WCBR
- Richmond, Kentucky; United States;
- Broadcast area: Lexington-Fayette metropolitan area
- Frequency: 1110 kHz
- Branding: Christian Broadcast Radio

Programming
- Format: Christian radio and southern gospel
- Affiliations: Townhall News

Ownership
- Owner: W.C.B.R. Radio, Inc.

History
- First air date: March 7, 1970
- Call sign meaning: Original owner traded as "Christian Broadcasters"

Technical information
- Licensing authority: FCC
- Facility ID: 70617
- Class: D
- Power: 340 watts (days only)
- Transmitter coordinates: 37°45′2.3″N 84°12′21.7″W﻿ / ﻿37.750639°N 84.206028°W
- Translator: 93.7 W229CP (Richmond)

Links
- Public license information: Public file; LMS;
- Webcast: Listen live
- Website: wcbrradio.com

= WCBR =

American radio station

WCBR (1110 AM) is a commercial radio station licensed to Richmond, Kentucky, United States, and serves the Lexington-Fayette metropolitan area. Owned by W.C.B.R. Radio, Inc., the station carries a Christian radio format with southern gospel music.

WCBR only operates during the daytime hours; its programming is relayed over low-power translator W229CP (93.7 FM) in Richmond, which operates around the clock.

==History==

The owner, a minister, would ask each week [if] I needed my check or if I wanted to give it to the Lord.
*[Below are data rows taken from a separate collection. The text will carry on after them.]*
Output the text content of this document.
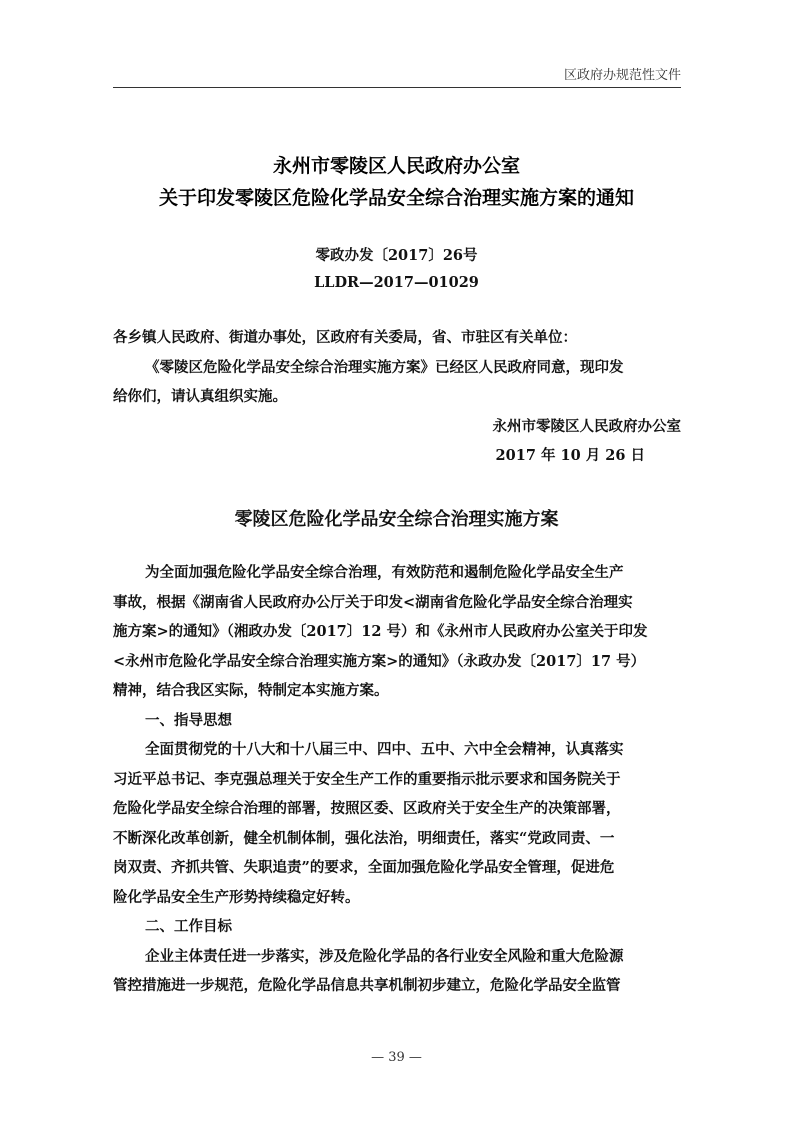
区政府办规范性文件
永州市零陵区人民政府办公室
关于印发零陵区危险化学品安全综合治理实施方案的通知
零政办发〔2017〕26号
LLDR—2017—01029
各乡镇人民政府、街道办事处，区政府有关委局，省、市驻区有关单位：
《零陵区危险化学品安全综合治理实施方案》已经区人民政府同意，现印发
给你们，请认真组织实施。
永州市零陵区人民政府办公室
2017 年 10 月 26 日
零陵区危险化学品安全综合治理实施方案
为全面加强危险化学品安全综合治理，有效防范和遏制危险化学品安全生产
事故，根据《湖南省人民政府办公厅关于印发<湖南省危险化学品安全综合治理实
施方案>的通知》（湘政办发〔2017〕12 号）和《永州市人民政府办公室关于印发
<永州市危险化学品安全综合治理实施方案>的通知》（永政办发〔2017〕17 号）
精神，结合我区实际，特制定本实施方案。
一、指导思想
全面贯彻党的十八大和十八届三中、四中、五中、六中全会精神，认真落实
习近平总书记、李克强总理关于安全生产工作的重要指示批示要求和国务院关于
危险化学品安全综合治理的部署，按照区委、区政府关于安全生产的决策部署，
不断深化改革创新，健全机制体制，强化法治，明细责任，落实“党政同责、一
岗双责、齐抓共管、失职追责”的要求，全面加强危险化学品安全管理，促进危
险化学品安全生产形势持续稳定好转。
二、工作目标
企业主体责任进一步落实，涉及危险化学品的各行业安全风险和重大危险源
管控措施进一步规范，危险化学品信息共享机制初步建立，危险化学品安全监管
— 39 —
And I’d say, "I think I need the check more than the Lord does."
— Gerry House, on working at WCBR

On October 7, 1969, the Federal Communications Commission granted a construction permit to Lewis P. Young, trading as Christian Broadcasters, for a new daytime-only radio station in Richmond; Young was a pastor at Richmond's Gardenside Christian Church. From studios at Second Street and Irvine, WCBR began broadcasting on March 7, 1970; despite the licensee name, the station was secular and an ABC network affiliate. In late 1971, Young sold half of the station to J. T. Parker Jr., owner of station WGOC in Kingsport, Tennessee. Parker also obtained a construction permit for an FM station in Richmond, which signed on May 12, 1972, as WCBR-FM 101.7, a full-time simulcaster of the AM station, airing country music. Gerry House, who later went on to radio and a songwriting career in Nashville, worked at the station as his second radio job, moving to Richmond to be with his girlfriend.

Parker bought out the remaining 50 percent in WCBR in 1975 and then sold some interest in the WCBR stations to three local investors, including the station manager, George W. Robbins. Four years later, Parker sold his remaining 50 percent in the station and the sister FM, which became a separately programmed operation as WBZF in 1976, to David Lee Humes and Mark Anthony Cole, the pair's engineer and advertising consultant, for $271,000. WCBR maintained a country format for most of the 1970s and early 1980s, but by the late 1980s, it had shifted to adult contemporary using programming from Satellite Music Networks, and in the early 1990s, the station was a full-service adult standards outlet.

WCBR adopted its present format of Southern gospel music as well as Christian teaching programs in September 1994, after two months of simulcasting the oldies on the FM frequency. Humes would become the sole owner in 2008, after Robbins died. WCBR itself would return to FM in 2016 when Humes bought a translator, then located in Morill to move it to Richmond to be paired with the AM station.